Le but étant le partage des expériences. Le modèle a déjà été expérimenté en Argentine et repose sur l’accompagnement de ces femmes chefs d’entreprises par un facilitateur. Leurs rencontres sont généralement programmées une fois par semaine. 120 heures de travail ont été réalisées dans ce domaine. Elles se sont réunies en association et ont pu remporter des marchés à travers l’ANPME et la BIRD.     

Formation de femmes dans le domaine syndical, en matière de médiation commerciale, participation à la caravane de l’export représentent également des actions à mettre à l’actif de l’AFEM lors de ce mandat. 19 médiatrices ont été formées par le biais du CEMA avec lequel l’AFEM a signé une convention de partenariat.

Un club d’anglais a été mis en place et a concerné 37 bénéficiaires. «Nous avons signé avec Maroc Export pour augmenter la participation des femmes chefs d’entreprise qui souhaitent développer leur activité à l’export. Un atelier de sensibilisation a été organisé et a concerné 60 participantes», poursuit- elle.
Autre projet développé lors de ce mandat triennal : le CFA, qui consiste à la formation de stagiaires en vue de les intégrer dans le monde du travail et leur garantir à terme un travail. «200 stagiaires ont bénéficié de ce programme qui s’inscrit dans une action citoyenne avant tout», précise l’ingénieure en Ponts et Chaussées.

Confiante en l’avenir, Mme Myara préconisera de passer de l’incubation à l’accélération. Cette période qui était fixée à 18 mois passe à 6 mois pour permettre d’avoir davantage de bénéficiaires. Pour compenser, l’organisation de week-end startup a été retenue.

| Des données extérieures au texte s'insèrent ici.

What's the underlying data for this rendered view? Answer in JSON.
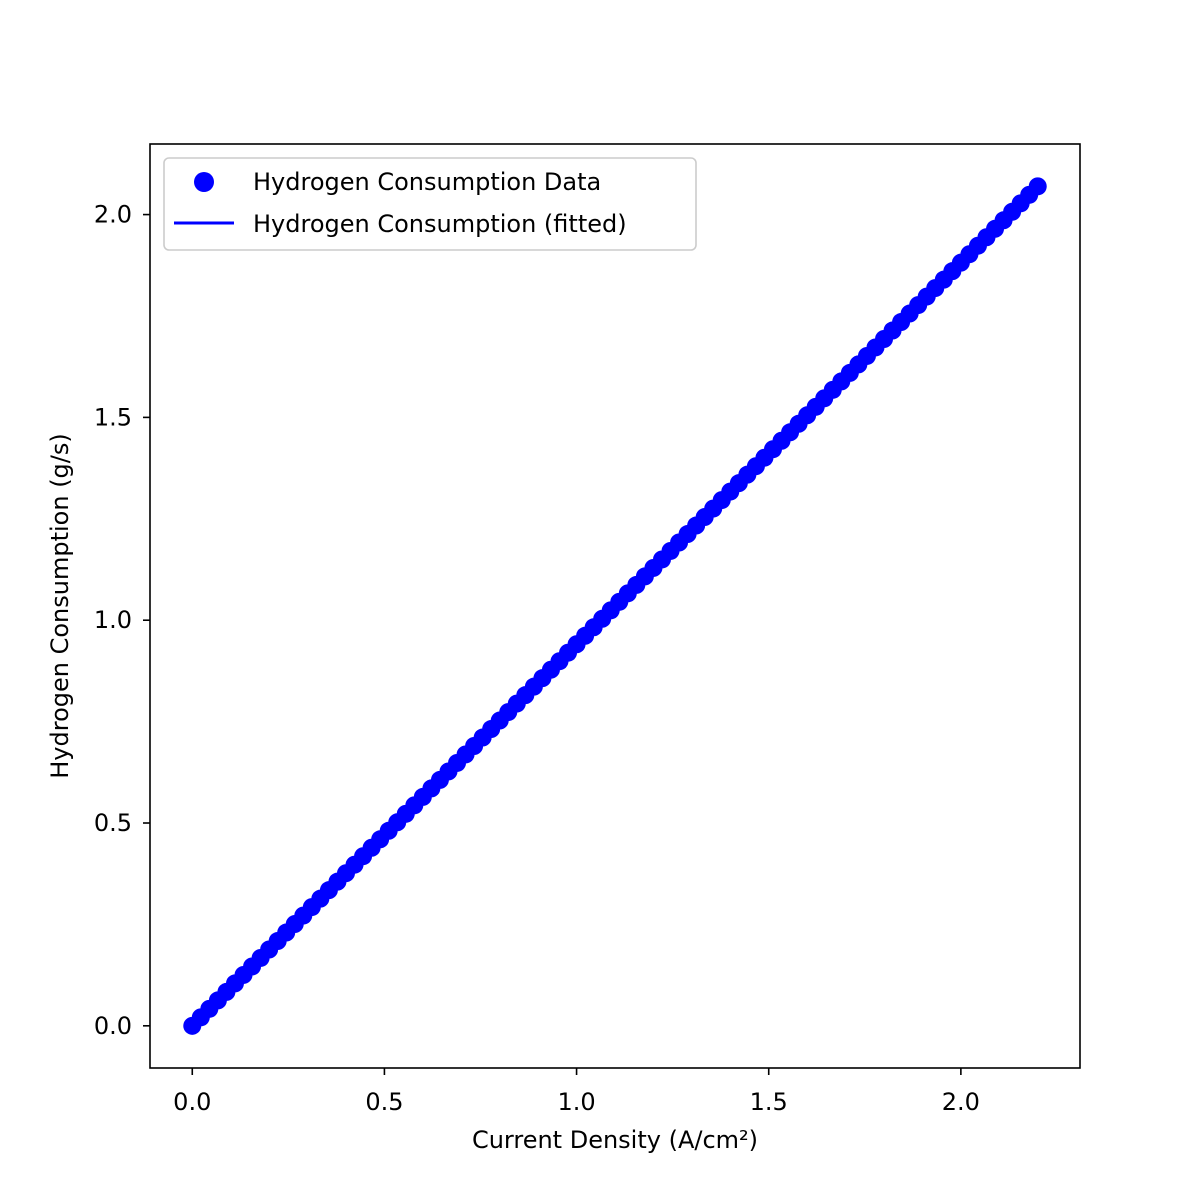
{
  "chart_data": {
    "type": "scatter",
    "xlabel": "Current Density (A/cm²)",
    "ylabel": "Hydrogen Consumption (g/s)",
    "xlim": [
      -0.11,
      2.31
    ],
    "ylim": [
      -0.104,
      2.174
    ],
    "xticks": [
      0.0,
      0.5,
      1.0,
      1.5,
      2.0
    ],
    "xtick_labels": [
      "0.0",
      "0.5",
      "1.0",
      "1.5",
      "2.0"
    ],
    "yticks": [
      0.0,
      0.5,
      1.0,
      1.5,
      2.0
    ],
    "ytick_labels": [
      "0.0",
      "0.5",
      "1.0",
      "1.5",
      "2.0"
    ],
    "grid": false,
    "legend_position": "top-left",
    "x_range": [
      0.0,
      2.2
    ],
    "point_count": 100,
    "slope": 0.9407,
    "intercept": 0.0,
    "series": [
      {
        "name": "Hydrogen Consumption Data",
        "kind": "markers",
        "color": "#0000ff"
      },
      {
        "name": "Hydrogen Consumption (fitted)",
        "kind": "line",
        "color": "#0000ff"
      }
    ]
  }
}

Dans la même optique, la signature d’une convention avec la Cloud Startup Academy, 40 jeunes femmes marocaines ont été accompagnées pendant un mois pour développer leurs compétences en matière de nouvelles technologies. On a identifié 600 TPME. Le Maroc est le premier pays à avoir été choisi pour le lancement d’un programme pilote du genre et c’est à cette issue que 13 startup ont reçu un diplôme dans le cadre de leur digitalisation.

Les chantiers demeurent ouverts et la relève semble assurée avec Asmaa Morine Azzouzi. L’assemblée générale est prévue le 25 juin prochain pour officialiser la passation de service à la tête de l’Association.